MULAI MENGENALNYA


Aku bukan pertama mengenalnya. Sudah cukup lama kususuri hari, bulan dan tahun. Sudah cukup lama aku mengetahuinya. Tapi bukan tanpa rasa, hanya saja logikaku berkata jangan, dulu. Dulu yang hanya biasa saja, mengagumi tapi tak menggilainya. Hanya seperti antara sopir angkot dan penumpang, biasa saja. Hanya antara penjual tahu di pasar, selesai seperti biasa.

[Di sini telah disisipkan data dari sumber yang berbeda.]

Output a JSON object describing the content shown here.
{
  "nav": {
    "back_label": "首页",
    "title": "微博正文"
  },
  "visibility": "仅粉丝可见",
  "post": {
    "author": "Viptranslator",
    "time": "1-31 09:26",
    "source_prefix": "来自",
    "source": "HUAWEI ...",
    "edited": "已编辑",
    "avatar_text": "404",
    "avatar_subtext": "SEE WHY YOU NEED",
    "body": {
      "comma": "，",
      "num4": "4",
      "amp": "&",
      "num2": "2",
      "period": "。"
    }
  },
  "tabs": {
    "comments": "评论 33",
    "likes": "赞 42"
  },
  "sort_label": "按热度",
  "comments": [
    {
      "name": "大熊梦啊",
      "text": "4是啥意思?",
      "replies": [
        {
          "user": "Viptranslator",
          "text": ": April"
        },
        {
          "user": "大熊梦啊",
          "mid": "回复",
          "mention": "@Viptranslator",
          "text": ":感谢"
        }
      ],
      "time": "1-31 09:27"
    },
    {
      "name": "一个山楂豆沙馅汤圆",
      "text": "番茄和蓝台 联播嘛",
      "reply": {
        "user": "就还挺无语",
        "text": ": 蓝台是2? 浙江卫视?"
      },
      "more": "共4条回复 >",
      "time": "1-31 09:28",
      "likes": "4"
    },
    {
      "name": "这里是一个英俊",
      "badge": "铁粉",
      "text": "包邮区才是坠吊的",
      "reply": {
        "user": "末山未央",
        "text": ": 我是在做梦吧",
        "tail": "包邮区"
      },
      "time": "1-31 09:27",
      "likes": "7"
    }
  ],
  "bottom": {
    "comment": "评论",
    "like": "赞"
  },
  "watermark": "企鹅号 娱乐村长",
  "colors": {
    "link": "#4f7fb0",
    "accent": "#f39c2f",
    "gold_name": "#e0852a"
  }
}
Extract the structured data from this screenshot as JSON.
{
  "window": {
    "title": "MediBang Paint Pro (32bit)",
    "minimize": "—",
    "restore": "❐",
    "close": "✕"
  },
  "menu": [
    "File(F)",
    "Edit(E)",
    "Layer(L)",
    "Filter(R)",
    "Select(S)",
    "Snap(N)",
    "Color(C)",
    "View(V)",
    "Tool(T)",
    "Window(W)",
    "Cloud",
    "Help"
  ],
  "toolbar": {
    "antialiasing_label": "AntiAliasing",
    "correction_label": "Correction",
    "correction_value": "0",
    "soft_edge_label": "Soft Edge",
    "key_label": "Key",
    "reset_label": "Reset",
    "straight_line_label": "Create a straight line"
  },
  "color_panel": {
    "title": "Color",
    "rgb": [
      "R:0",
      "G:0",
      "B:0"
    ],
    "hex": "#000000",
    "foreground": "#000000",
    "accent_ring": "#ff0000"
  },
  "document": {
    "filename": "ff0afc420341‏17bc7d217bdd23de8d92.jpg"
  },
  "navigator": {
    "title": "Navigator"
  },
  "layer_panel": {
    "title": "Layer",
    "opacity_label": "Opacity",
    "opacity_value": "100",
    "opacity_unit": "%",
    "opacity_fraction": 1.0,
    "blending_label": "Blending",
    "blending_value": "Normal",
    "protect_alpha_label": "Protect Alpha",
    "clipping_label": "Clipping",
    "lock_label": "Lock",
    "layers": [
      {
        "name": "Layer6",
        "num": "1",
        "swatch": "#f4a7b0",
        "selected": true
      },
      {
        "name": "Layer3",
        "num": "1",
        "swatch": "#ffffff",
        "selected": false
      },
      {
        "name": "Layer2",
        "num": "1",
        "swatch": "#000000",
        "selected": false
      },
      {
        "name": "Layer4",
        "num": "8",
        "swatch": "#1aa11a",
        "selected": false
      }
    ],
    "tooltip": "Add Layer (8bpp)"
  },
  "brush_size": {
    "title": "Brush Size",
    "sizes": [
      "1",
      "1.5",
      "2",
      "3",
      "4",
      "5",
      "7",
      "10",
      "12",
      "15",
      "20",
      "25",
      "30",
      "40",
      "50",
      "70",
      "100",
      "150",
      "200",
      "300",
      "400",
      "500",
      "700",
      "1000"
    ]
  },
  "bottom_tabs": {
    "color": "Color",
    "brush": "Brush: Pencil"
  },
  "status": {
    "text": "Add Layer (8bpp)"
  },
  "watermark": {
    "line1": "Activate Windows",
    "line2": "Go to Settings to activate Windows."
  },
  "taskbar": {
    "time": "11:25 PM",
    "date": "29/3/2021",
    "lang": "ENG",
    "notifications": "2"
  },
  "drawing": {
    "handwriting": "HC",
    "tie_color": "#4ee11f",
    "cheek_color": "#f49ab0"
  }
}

Dan kita berpisah hanya karena system. Berpisah bukan karena rasa, berpisah karena memang harus berpisah, seperti orang yang terbius karena operasi. Tanpa rasa, tanpa sebab dan tak membuncah. Karena memang biasa saja. Tak terlalu dramatis, bahkan masing – masing dari kita tak merasakan itu. Hanya perpisahan biasa, karena memang pertemuan yang biasa. Biasa saja, tapi jelas alurnya.


Ketika aku mulai bertemu lagi dengannya, awalnya sederhana saja, sesederhana aku dulu mengenalnya, sesederhana aku mengaguminya. Tapi kekaguman ini kurasa lain, lain seperti biasanya, tapi tetap sederhana. Pembicaraan – pembicaran kita hanya biasa saja, baik offline maupun melalui pesan BBM. Tanpa perlu dimaknai, mulai pembicaraan manis, tentang kehidupan kita, tentang proses kita bahkan tentang cinta kita, masing – masing. Tanpa perlu dimaknai dan tak perlu juga digarisi dengan pikiran cinta, karena memang biasa saja.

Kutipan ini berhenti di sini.